Dr Luz Horne
School of Literatures, Languages and Cultures
Luz Horne is a Professor of Literature at the Humanities Department at Universidad de San Andrés in Buenos Aires, and holds an AHGBI Visiting International Fellowship to spend February 2019 in the UK, based at the University of Edinburgh.
She received her PhD in Spanish and Portuguese from Yale University (2005) and her “Licenciatura” in Philosophy from the University of Buenos Aires (1999). Before joining San Andrés (2010), she was an Assistant Professor at Cornell University (2006-2010) and a Visiting Assistant Professor at Northwestern University (2005-06). Her main area of research is 20th and 21st century Brazilian and Spanish American literature and culture, with a special interest in the fields of film, visual culture, cultural studies and critical theory. She has published several articles in prestigious peer-reviewed academic journals and her book, Literaturas reales: Transformaciones del realismo en la literatura latinoamericana contemporánea, was published in 2012 by Beatriz Viterbo Editora (Argentina).

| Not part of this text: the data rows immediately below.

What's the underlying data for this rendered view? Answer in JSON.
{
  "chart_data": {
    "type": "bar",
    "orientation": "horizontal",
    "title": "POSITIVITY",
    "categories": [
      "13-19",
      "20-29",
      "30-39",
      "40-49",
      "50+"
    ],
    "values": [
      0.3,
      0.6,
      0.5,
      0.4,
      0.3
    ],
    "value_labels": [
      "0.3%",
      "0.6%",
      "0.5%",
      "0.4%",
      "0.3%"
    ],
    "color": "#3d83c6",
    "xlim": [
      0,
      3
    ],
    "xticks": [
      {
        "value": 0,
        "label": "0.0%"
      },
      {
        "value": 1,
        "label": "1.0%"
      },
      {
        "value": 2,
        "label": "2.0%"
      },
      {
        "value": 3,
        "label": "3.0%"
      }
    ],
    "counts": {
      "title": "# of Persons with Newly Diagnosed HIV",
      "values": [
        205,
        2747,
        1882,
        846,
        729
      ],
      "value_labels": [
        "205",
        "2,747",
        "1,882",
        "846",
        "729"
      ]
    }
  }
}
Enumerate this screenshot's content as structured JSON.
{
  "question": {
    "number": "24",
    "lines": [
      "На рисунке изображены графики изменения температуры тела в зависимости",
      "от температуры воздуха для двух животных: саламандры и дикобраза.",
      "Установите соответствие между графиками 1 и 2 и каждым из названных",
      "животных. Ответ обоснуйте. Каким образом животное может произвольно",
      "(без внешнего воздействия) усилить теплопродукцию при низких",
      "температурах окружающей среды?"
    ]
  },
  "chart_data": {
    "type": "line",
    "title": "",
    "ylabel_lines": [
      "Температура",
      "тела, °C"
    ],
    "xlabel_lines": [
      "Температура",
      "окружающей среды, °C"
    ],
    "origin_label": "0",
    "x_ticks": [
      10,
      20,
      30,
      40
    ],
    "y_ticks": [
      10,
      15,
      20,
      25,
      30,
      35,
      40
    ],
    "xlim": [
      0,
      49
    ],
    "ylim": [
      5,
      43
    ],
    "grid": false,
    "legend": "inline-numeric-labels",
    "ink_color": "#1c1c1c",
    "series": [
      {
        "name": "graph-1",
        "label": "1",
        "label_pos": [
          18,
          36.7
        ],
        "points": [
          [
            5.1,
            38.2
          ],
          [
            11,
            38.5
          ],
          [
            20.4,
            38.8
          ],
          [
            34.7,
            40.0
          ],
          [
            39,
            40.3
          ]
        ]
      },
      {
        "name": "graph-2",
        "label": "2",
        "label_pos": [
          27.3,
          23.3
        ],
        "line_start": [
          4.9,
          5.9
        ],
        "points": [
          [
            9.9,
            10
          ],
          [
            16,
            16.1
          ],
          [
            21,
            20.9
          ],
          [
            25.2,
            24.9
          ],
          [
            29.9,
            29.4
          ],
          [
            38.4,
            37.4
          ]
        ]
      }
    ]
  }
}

While she is in Scotland, she is giving the following talks:
- Tuesday 12th February 2019 at 5pm, 50 George Square, Edinburgh, Screening Room G.04. An AHGBI workshop, hosted by the Instituto Camões in conjunction with Film Studies: "Cinema of/as Garbage: Eduardo Coutinho’s Politics of Image from Jogo de Cena (2007) to Boca de Lixo (1992)."
- Wednesday 13th February 2019 at 1pm, University of Glasgow, School of Modern Languages and Cultures. An AHGBI research seminar at the University of Glasgow: "La mirada documental en la literatura latinoamericana contemporánea (Sergio Chejfec, Mario Levrero, Valeria Luiselli y Alejandro Zambra)."
- Friday 15th February at 4pm, University of St Andrews, Byre Studio. An AHGBI lecture at the University of St Andrews hosted by the Department of Spanish: "Cultura negra y revolución: pueblo, raza y clase en la novela brasileña de los años treinta brasileira. Mar morto de Jorge Amado."
Personal webpage
Elaine Peña
School of Social and Political Science
As an Anthropologist of Religion and a Performance Studies scholar/practitioner, Dr. Peña uses ritual, be it religious or civil, as an optic to examine U.S.-Latin American relations, transnational spatial practices, and the politics of cooperation and exclusion at international boundary lines.
Her first book, Performing Piety: Making Space Sacred with the Virgin of Guadalupe (University of California Press, 2011), examines the long-standing transnational dimensions of Guadalupan sacred space production among working-class Mexican-Americans and Mexican nationals living between the greater Chicago area and central Mexico (México DF; Zitácuaro, Michoacán, Santiago de Querétaro, Querétaro).
Her second book, The Festive Border: Ritual, Infrastructure, and Crisis Resolution at the Port-of-Laredo (forthcoming 2019), draws attention to the long-standing practice of commemorating George Washington’s Birthday at the Port-of-Laredo (Laredo, U.S.A. and Nuevo Laredo, México). The Festive Border uses a dual focus on infrastructure and ritual to examine the celebratory tradition of meeting in the middle of the Port-of-Laredo’s internationally co-owned bridge during times of crisis (e.g. hurricane damage, drug cartel violence, plans to build a border wall).
Dr. Peña’s next research project will extend her work on migration, Catholic culture, and built environments in Nuevo Laredo, Tamaulipas (México) to the Guatemala-Mexico border--Ciudad Tecún Umán, Departamento de San Marcos (Guatemala) and Ciudad Hidalgo, Chiapas (México). She will continue to explore how devotees on the move improvise and adapt religious practices to claim sacred space in close proximity to border infrastructure. At Mexico’s southern border, she will expand her research plan to include non-Christian expressions of faith.